Journal of High Energy Physics (Aug 2017)
Numerical measurements of scaling relations in two-dimensional conformal fluid turbulence
Abstract
Abstract We present measurements of relativistic scaling relations in (2+1)-dimensional conformal fluid turbulence from direct numerical simulations, in the weakly compressible regime. These relations were analytically derived previously in [1] for a relativistic fluid; this work is a continuation of that study, providing further analytical insights together with numerical experiments to test the scaling relations and extract other important features characterizing the turbulent behavior. We first explicitly demonstrate that the non-relativistic limit of these scaling relations reduce to known results from the statistical theory of incompressible Navier-Stokes turbulence. In simulations of the inverse-cascade range, we find the relevant relativistic scaling relation is satisfied to a high degree of ac-curacy.
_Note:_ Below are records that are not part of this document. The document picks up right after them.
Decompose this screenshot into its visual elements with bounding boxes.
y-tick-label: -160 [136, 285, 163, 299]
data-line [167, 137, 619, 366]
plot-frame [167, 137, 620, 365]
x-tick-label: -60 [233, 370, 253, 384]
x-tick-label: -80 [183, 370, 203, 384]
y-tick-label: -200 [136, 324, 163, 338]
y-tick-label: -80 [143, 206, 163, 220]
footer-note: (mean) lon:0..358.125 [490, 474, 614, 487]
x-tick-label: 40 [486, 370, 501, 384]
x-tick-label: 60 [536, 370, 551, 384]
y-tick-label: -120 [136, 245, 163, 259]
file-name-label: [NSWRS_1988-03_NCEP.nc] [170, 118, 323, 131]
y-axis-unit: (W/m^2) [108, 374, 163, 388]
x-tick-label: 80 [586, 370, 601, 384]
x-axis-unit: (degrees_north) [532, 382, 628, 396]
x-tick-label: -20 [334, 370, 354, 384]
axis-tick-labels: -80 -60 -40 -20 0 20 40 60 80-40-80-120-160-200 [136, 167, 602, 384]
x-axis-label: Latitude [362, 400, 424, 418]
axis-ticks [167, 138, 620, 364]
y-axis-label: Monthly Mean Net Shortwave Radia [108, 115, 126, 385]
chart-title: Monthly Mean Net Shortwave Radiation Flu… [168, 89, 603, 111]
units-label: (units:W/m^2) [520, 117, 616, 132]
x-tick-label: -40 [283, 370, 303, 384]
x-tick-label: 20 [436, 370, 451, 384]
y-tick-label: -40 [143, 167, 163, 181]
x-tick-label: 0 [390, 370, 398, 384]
We observe that the non-relativistic versions of this scaling relation underperform the relativistic one in both an absolute and relative sense, with a progressive degradation as the rms Mach number increases from 0.14 to 0.19. In the direct-cascade range, the two relevant relativistic scaling relations are satisfied with a lower degree of accuracy in a simulation with rms Mach number 0.11. We elucidate the poorer agreement with further simulations of an incompressible Navier-Stokes fluid. Finally, as has been observed in the incompressible Navier-Stokes case, we show that the energy spectrum in the inverse-cascade of the conformal fluid exhibits k −2 scaling rather than the Kolmogorov/Kraichnan expectation of k −5/3, and that it is not necessarily associated with compressive effects. We comment on the implications for a recent calculation of the fractal dimension of a turbulent (3 + 1)-dimensional AdS black brane.